From Poisson's first Memoire sur la distribution d'electricite (1812), $\S$39. Suppose $b$ is very small relative to $c-a$ where $a,b,c$ are positive real scalars. Consider the equations \begin{align*} af(x)+\frac{b^2}{c-ax} F\left(\frac{b}{c-ax}\right)&=h,\\ bF(x)+\frac{a^2}{c-bx}f\left(\frac{a}{c-bx}\right)&=g; \end{align*} for arbitrary functions $f(x)$ and $F(x)$ (representing the "number of electric molecules" on a surface in the original memoir), for $x\in[-1,1]$. The variables $g$ and $h$ are arbitrary constants. With the assumption that $b$ is very smaller relative to $c-a$, we may neglect the cubes of $\frac{b}{c}$.

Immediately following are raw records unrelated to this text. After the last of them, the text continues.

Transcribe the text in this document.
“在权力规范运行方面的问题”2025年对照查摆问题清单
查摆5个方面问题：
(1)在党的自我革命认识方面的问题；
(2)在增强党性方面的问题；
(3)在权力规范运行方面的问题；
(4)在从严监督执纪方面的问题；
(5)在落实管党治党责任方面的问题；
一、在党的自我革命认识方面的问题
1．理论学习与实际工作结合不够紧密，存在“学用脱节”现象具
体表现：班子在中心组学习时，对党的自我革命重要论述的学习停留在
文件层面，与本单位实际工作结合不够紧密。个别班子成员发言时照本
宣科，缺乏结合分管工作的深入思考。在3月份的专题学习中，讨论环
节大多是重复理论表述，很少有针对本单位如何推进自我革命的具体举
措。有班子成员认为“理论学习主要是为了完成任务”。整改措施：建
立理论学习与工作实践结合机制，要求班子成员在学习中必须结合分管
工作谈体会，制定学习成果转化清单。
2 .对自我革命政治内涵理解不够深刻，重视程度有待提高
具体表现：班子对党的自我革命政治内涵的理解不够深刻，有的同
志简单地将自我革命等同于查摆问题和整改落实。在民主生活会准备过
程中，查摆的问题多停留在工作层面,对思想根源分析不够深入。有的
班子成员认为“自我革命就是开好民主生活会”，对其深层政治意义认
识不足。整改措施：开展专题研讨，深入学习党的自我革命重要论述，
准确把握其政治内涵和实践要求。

Given the above, Poisson says that the expansion of $bF(x)$ (presumably about $x=\frac{a}{c}$) takes the form: \begin{align*} bF&(x)=g-\frac{a^2}{c}f\left(\frac{a}{c}\right)-\left[\frac{a^2}{c}f\left(\frac{a}{c}\right)+\frac{a^3}{c^2}f'\left(\frac{a}{c}\right)\right]\frac{bx}{c}\\ &-\left[\frac{a^2}{c}f\left(\frac{a}{c}\right)+\frac{2a^3}{c^2} f'\left(\frac{a}{c}\right)+\frac{a^4}{2c^3}f''\left(\frac{a}{c}\right)\right]\frac{b^2x}{c^2}; \end{align*}
Some notes before I go on: Poisson used the notation $fx$ for function $f$, which I have assumed is intended to represent the form $f(x)$. There may be other results related to the above series expansion earlier (some time after $\S$15) but I haven't found anything.
Now, the presence of derivatives brings Taylor series to mind, but expanding about $x=\frac{c}{a}$ gives $$ bF(x) \approx g-\frac{a^2}{c-bx}\left[ f\left(\frac{c}{a}\right)+f'\left(\frac{c}{a}\right) \left(x-\frac{c}{a}\right)+\frac{1}{2} f''\left(\frac{c}{a}\right) \left(x-\frac{c}{a}\right)^2 \right] $$ Which is far different.
Question: How do you go from the above equations to the expansion for $bF(x)$ given?
For context, I'm writing a translation of the memoir (which is available here). The closest to useful result I've found is this equation: $$ af\left(\frac{x}{a}\right)-\frac{a^2b}{c^2-b^2-cx}f\left(\frac{ac-ax}{c^2-b^2-cx}\right)=h-\frac{gb}{c-x}\quad (3) $$ An equation which Poisson says must be integrated, in general, to solve for $f(x)$, which can then be used to solve $F(x)$. But it's not clear still what is happening above.
The expansion is around $x=0$. Then $$bF(x)=g-\frac{a^2}{c-bx}f\left(\frac a{c-bx}\right)$$ Expanding in Taylor series at $x=0$, the constant term is $$g-\frac{a^2}cf\left(\frac ac\right)$$ The linear term is given by the first derivative: $$\left(g-\frac{a^2}{c-bx}f\left(\frac a{c-bx}\right)\right)'=\frac{a^2}{(c-bx)^2}(-b)f\left(\frac a{c-bx}\right)-\frac{a^2}{c-bx}f'\left(\frac a{c-bx}\right)\left(\frac a{c-bx}\right)'\\=-\frac{a^2b}{(c-bx)^2}f\left(\frac a{c-bx}\right)-\frac{a^3b}{(c-bx)^3}f'\left(\frac a{c-bx}\right)$$ Taking the value at $x=0$ you get $$\left(g-\frac{a^2}{c-bx}f\left(\frac a{c-bx}\right)\right)'_{x=0}=-\frac{a^2b}{c^2}f\left(\frac a{c}\right)-\frac{a^3b}{c^3}f'\left(\frac a{c}\right)$$ You can do the same for the next derivative. Up to the first order, $$bF(x)=g-\frac{a^2}cf\left(\frac ac\right)-\left[\frac{a^2b}{c^2}f\left(\frac a{c}\right)+\frac{a^3b}{c^3}f'\left(\frac a{c}\right)\right]x\\=g-\frac{a^2}cf\left(\frac ac\right)-\left[\frac{a^2}{c}f\left(\frac a{c}\right)+\frac{a^3}{c^2}f'\left(\frac a{c}\right)\right]\frac{bx}c$$